Merchant Shipping (Homosexual Conduct) Act 2017
- Parliament of the United Kingdom
- Long title: An Act to repeal sections 146(4) and 147(3) of the Criminal Justice and Public Order Act 1994.
- Citation: 2017 c. 26
- Introduced by: John Glen (Commons) Baroness Scott of Bybook (Lords)
- Territorial extent: England and Wales; Scotland; Northern Ireland;

Dates
- Royal assent: 27 April 2017
- Commencement: 27 April 2017

Other legislation
- Amends: Criminal Justice and Public Order Act 1994

Status: Current legislation

History of passage through Parliament

Text of statute as originally enacted

Revised text of statute as amended

Text of the Merchant Shipping (Homosexual Conduct) Act 2017 as in force today (including any amendments) within the United Kingdom, from legislation.gov.uk.

= Merchant Shipping (Homosexual Conduct) Act 2017 =

Act of the Parliament of the United Kingdom

The Merchant Shipping (Homosexual Conduct) Act 2017 (c. 26) is an act of the Parliament of the United Kingdom. The act repealed parts of the Criminal Justice and Public Order Act 1994 that allowed homosexual acts to be grounds for dismissal from the crew of merchant ships.

== Background ==
The Sexual Offences Act 1967 did not apply to the merchant navy.

== Passage ==
It was introduced to Parliament as a private members bill by John Glen and Baroness Scott of Bybook.

During the passage of the legislation, the Conservative MP, Christopher Chope suggested that the repeal should be retrospective which would have quashed convictions.

=== Through the Commons ===
The Bill had its first reading in the House of Commons on 29 June 2016 and its second reading on 20 January 2017. The committee stage started on 8 February and the committee reported on 24 March. The Bill passed its third reading the same day with no amendments.

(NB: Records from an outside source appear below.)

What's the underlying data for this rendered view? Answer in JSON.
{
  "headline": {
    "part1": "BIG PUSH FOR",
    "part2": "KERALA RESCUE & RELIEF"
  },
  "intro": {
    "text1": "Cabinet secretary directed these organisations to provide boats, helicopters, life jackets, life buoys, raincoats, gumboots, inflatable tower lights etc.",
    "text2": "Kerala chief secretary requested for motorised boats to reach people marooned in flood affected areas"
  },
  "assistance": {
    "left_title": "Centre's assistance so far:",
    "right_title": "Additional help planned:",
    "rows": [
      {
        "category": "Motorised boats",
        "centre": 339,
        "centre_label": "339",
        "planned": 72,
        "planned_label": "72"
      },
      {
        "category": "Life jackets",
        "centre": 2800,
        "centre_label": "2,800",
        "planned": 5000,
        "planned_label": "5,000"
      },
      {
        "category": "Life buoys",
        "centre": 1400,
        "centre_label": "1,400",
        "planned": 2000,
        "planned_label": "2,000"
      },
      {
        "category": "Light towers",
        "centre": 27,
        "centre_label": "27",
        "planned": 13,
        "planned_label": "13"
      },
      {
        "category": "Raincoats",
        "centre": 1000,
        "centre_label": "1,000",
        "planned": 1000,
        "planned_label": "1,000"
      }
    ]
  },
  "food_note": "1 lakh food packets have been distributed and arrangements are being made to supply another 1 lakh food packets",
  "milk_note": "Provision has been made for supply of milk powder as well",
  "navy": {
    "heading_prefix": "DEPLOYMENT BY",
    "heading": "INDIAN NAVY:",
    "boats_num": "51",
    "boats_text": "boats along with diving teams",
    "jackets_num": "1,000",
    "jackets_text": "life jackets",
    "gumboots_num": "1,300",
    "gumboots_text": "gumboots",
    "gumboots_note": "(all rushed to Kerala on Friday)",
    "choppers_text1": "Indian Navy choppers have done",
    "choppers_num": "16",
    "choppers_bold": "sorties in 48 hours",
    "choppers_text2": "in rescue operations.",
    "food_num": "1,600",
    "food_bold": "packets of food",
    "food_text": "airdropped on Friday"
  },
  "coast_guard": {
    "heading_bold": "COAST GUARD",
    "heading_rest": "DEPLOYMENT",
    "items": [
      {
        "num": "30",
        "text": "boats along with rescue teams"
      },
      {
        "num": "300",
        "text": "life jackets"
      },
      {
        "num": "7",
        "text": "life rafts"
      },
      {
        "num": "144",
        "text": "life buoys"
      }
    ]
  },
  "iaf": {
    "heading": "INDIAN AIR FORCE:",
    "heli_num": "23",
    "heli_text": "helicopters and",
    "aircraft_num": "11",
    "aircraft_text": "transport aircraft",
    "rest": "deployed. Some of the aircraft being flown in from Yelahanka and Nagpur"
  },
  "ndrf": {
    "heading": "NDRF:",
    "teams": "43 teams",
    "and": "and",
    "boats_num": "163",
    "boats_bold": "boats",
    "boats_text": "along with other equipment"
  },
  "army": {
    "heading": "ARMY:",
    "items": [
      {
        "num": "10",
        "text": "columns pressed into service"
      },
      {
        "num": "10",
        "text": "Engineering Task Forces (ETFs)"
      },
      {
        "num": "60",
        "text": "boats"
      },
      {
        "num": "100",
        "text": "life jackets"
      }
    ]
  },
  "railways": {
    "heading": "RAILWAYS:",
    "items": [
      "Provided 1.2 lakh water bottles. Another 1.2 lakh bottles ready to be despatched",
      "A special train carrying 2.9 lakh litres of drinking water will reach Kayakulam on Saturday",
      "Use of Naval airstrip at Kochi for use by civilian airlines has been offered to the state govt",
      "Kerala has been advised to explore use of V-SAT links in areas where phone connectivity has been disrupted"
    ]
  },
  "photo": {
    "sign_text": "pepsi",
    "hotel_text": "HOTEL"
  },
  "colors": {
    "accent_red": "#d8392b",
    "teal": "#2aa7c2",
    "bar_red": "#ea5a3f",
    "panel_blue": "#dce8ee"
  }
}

=== Through the Lords and royal assent ===
The Bill had its first reading on 27 March 2017 and its second reading on 6 April. The order of commitment was discharged and so the Bill had no committee stage in the Lords. The Bill passed its third reading on 27 of April and gained royal assent the same day.

==Provisions==
The act repeals sections 146(4) and 147(3) of the Criminal Justice and Public Order Act 1994 which allowed conduct deemed homosexual as grounds for dismissal from the crew of a merchant ship.